Kaymer had won a PGA Championship, yet remained an enigma.
With McIlroy, there is no debate.
“He’s got a game that people think is world No. 1,” three-time major champion Padraig Harrington said. “That’s why nobody is going to have any complaints about Rory being world No. 1. He won a major at a young age. He’s got the game. Yeah, you can compare him with Tiger. He’s still got a lot to do. And there’s no doubt that Tiger’s 14 majors are very impressive.
“But if you’re going to win a lot of majors, you’ve got to start winning them early,” Harrington said. “At 22 years of age, the world No. 1, a major in the bank, he’s going to play a lot of majors where he’ll be the favorite.”
Harrington won his first major at Carnoustie in 2007, when McIlroy was an 18-year-old amateur who played bogey-free in the opening round for a 68 and went on to be the low amateur. At the trophy presentation that day, Harrington said he was happy to get his major before this kid from Northern Ireland started winning one.
“There’s very few players as good as him at his age out there winning tournaments,” Harrington said. “There are guys with potential, but he’s already delivered. And he has a good balance in his life. He doesn’t look like a guy who is going to burn out. He looks like he’s going to be here for a while.”
Not since Woods has anyone shown this much potential at such a young age.
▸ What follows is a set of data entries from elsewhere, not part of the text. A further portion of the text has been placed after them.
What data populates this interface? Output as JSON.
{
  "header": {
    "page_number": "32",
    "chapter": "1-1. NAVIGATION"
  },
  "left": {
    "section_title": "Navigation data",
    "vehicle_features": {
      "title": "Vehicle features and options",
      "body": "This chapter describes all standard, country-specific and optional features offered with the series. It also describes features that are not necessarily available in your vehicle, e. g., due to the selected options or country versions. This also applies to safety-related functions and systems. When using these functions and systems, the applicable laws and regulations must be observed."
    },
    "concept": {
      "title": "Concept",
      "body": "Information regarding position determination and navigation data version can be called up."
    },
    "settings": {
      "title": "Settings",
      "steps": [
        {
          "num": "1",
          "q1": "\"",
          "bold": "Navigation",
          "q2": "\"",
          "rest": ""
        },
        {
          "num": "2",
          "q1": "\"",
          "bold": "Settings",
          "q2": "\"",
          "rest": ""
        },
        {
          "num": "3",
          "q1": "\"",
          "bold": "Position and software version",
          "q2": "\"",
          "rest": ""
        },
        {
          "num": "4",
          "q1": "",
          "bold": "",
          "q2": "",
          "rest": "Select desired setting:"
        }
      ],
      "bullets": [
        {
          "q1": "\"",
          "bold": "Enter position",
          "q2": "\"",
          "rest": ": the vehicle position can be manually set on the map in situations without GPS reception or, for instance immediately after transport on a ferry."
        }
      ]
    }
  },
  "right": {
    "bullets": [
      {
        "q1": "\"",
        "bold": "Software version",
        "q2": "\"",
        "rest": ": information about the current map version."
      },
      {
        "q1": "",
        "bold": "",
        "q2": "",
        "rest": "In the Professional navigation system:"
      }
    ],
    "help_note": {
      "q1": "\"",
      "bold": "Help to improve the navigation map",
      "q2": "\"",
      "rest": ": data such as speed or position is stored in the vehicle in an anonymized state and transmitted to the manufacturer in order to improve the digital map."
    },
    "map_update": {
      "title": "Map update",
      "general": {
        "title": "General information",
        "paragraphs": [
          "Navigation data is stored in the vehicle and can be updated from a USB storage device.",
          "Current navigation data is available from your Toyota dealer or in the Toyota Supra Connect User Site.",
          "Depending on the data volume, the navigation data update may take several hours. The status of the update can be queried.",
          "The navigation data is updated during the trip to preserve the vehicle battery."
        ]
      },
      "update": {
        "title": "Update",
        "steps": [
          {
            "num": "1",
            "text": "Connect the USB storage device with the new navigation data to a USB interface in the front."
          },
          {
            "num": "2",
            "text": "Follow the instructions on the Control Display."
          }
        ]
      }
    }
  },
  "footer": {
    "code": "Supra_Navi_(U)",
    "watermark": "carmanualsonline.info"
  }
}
McIlroy has worked hard on his short game, particularly his putting inside 6 feet, which had kept him from winning more. In his last 12 tournaments, he has won three times (one of them the Shanghai Masters, which was unofficial, though featured a world-class field). Only once he has finished out of the top five.
This is the consistency required of the No. 1 player in golf. McIlroy has consistency and power, a lethal combination. And there doesn’t appear to be any swing changes along the way.
“He’s a very good player, very young, still learning,” Westwood said. “I think he’s got a fairly bright future.”